Imagine being asked to find new office space for your company – a task you’d rather avoid. Now imagine delegating the entire process to an AI: identifying requirements, researching locations, scheduling tours, negotiating leases, even handling insurance and unexpected issues all without your involvement or explicit instructions. This vision of autonomous, task-oriented “AI agents” capable of working independently has long been the field’s north star.
Yet despite considerable attention and effort, today’s agents fall short of this vision. Current agent offerings more closely resemble advanced robotic process automation (RPA) tools than true autonomous systems. While LLMs have made advances here, they typically rely on intricate prompt engineering, carefully orchestrated models, and predefined workflows, such as scripted CRM record updates.
Recently, however, we’ve seen progress toward realizing true AI agents, particularly those operating within browser and desktop environments. Projects such as OpenAI’s ChatGPT Agent, Anthropic’s Claude, Google’s Project Mariner, and startups like Manus and Context offer a glimpse into what human-level AI agents, trained specifically for computer tasks, might achieve.
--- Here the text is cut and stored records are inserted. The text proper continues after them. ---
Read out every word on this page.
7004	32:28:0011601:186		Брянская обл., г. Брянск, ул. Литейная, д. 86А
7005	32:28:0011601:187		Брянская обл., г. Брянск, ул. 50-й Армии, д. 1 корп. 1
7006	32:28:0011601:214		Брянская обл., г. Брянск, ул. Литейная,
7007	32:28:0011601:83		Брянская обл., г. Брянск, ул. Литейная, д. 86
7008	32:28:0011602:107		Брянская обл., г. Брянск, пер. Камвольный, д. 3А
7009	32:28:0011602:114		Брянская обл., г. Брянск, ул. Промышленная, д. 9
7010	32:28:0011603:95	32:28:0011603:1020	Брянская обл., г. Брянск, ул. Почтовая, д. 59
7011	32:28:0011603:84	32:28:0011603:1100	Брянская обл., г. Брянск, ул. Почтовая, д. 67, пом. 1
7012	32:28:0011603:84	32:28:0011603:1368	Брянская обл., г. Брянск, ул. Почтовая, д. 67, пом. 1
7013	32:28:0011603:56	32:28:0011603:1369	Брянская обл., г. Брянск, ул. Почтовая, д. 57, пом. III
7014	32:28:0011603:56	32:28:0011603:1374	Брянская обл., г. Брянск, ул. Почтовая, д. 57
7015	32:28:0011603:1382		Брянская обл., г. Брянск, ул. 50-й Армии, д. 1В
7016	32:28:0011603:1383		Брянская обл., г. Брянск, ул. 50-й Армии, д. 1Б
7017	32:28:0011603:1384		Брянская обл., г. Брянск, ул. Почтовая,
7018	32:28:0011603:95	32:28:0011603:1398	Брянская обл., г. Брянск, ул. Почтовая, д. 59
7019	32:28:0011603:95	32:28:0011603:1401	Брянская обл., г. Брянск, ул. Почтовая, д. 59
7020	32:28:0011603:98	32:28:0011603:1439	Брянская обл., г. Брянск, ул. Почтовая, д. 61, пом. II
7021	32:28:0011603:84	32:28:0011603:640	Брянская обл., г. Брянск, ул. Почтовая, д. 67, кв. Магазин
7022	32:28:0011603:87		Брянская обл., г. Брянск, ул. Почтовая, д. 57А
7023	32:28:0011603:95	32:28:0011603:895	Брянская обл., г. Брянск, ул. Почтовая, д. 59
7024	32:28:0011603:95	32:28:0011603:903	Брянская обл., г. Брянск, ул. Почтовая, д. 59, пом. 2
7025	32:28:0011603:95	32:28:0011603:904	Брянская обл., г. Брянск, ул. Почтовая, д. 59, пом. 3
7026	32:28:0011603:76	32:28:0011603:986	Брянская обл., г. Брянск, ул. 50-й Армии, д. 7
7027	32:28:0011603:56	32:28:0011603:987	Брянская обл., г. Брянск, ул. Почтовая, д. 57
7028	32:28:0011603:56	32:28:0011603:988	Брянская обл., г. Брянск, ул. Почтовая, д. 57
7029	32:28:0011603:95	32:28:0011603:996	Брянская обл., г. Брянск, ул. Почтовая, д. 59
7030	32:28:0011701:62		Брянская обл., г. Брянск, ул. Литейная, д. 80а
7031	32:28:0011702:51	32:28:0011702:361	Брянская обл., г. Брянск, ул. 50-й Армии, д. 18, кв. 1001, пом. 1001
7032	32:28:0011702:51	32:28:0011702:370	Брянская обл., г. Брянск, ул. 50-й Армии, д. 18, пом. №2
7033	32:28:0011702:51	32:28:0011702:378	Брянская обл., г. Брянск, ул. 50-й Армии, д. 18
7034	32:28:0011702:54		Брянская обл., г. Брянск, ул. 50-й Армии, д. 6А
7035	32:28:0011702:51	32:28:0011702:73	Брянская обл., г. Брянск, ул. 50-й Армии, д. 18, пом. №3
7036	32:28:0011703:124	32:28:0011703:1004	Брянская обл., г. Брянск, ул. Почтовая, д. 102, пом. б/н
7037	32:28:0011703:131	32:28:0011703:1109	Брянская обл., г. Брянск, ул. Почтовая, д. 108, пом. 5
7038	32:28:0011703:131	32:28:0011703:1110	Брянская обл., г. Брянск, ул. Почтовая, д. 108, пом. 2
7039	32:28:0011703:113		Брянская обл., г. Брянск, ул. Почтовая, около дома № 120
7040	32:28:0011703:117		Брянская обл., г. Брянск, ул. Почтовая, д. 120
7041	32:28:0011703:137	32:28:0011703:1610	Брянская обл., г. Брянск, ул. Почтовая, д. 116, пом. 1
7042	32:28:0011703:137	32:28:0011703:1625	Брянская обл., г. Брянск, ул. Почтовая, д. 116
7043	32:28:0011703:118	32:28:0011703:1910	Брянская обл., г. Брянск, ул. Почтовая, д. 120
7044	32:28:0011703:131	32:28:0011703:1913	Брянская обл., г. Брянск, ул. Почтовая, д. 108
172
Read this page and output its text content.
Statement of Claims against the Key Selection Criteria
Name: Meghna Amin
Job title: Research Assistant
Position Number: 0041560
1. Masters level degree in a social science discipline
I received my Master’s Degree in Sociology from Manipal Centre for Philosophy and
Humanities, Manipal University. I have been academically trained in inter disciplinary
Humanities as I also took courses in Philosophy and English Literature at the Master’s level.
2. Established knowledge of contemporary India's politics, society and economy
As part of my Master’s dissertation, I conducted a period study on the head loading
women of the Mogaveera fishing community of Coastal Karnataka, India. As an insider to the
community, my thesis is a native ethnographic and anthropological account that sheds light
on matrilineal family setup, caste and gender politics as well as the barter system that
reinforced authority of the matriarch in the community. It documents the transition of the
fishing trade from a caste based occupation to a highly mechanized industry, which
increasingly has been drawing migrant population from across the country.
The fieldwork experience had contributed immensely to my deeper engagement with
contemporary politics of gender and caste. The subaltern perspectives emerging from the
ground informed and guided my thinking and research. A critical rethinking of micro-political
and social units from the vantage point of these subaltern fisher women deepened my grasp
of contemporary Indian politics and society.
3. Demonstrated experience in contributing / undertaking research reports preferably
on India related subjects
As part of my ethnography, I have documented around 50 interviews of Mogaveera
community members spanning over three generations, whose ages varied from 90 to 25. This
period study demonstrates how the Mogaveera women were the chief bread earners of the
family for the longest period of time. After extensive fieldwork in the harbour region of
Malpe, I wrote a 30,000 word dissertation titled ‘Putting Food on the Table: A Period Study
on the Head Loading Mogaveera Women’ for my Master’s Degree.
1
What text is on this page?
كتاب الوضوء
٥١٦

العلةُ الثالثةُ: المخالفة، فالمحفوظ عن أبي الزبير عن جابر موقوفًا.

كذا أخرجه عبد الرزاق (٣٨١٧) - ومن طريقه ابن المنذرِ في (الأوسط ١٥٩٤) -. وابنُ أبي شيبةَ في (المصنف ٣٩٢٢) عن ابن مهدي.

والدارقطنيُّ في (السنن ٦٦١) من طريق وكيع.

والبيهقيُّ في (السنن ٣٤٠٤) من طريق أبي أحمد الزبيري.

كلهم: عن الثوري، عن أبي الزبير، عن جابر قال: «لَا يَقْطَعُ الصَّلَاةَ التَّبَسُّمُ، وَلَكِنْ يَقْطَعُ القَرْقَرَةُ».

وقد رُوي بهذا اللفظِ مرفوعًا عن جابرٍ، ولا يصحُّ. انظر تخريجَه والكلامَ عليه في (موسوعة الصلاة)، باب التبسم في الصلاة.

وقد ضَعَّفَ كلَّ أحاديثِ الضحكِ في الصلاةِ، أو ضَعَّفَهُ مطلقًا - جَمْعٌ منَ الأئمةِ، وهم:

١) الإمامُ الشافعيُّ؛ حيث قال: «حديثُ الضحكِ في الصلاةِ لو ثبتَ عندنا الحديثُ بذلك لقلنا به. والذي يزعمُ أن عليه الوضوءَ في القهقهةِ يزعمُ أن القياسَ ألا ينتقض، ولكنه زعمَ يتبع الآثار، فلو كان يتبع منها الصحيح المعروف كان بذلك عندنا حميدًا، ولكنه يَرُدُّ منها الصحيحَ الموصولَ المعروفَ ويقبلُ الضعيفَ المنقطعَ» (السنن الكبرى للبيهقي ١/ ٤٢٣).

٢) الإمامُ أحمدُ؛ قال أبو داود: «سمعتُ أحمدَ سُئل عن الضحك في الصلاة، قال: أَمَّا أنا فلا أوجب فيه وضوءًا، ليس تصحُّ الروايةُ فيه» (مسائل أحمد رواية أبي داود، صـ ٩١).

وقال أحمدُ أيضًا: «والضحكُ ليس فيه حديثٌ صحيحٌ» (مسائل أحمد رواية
Unlike single-purpose AI tools, these agents, which can access a wider range of tools either explicitly through MCPs or implicitly with a computer-using model, can tackle complete, end-to-end digital workflows. For example, they can locate a document in a database, extract key details from it, update Salesforce, notify colleagues on Slack, and generate a compliance report, all without human involvement. They handle the behind-the-scenes “glue work” that usually ties up human workers. In addition to using APIs like computers, these agents can also operate software like humans do when programmatic access isn’t possible — clicking through user interfaces, logging in, sending files, working with legacy software — so they can slot into existing workflows without needing major IT overhauls or custom integration. And because such agents “plug in” at the worker level, they can be retrained or scaled as needed, just like human teams.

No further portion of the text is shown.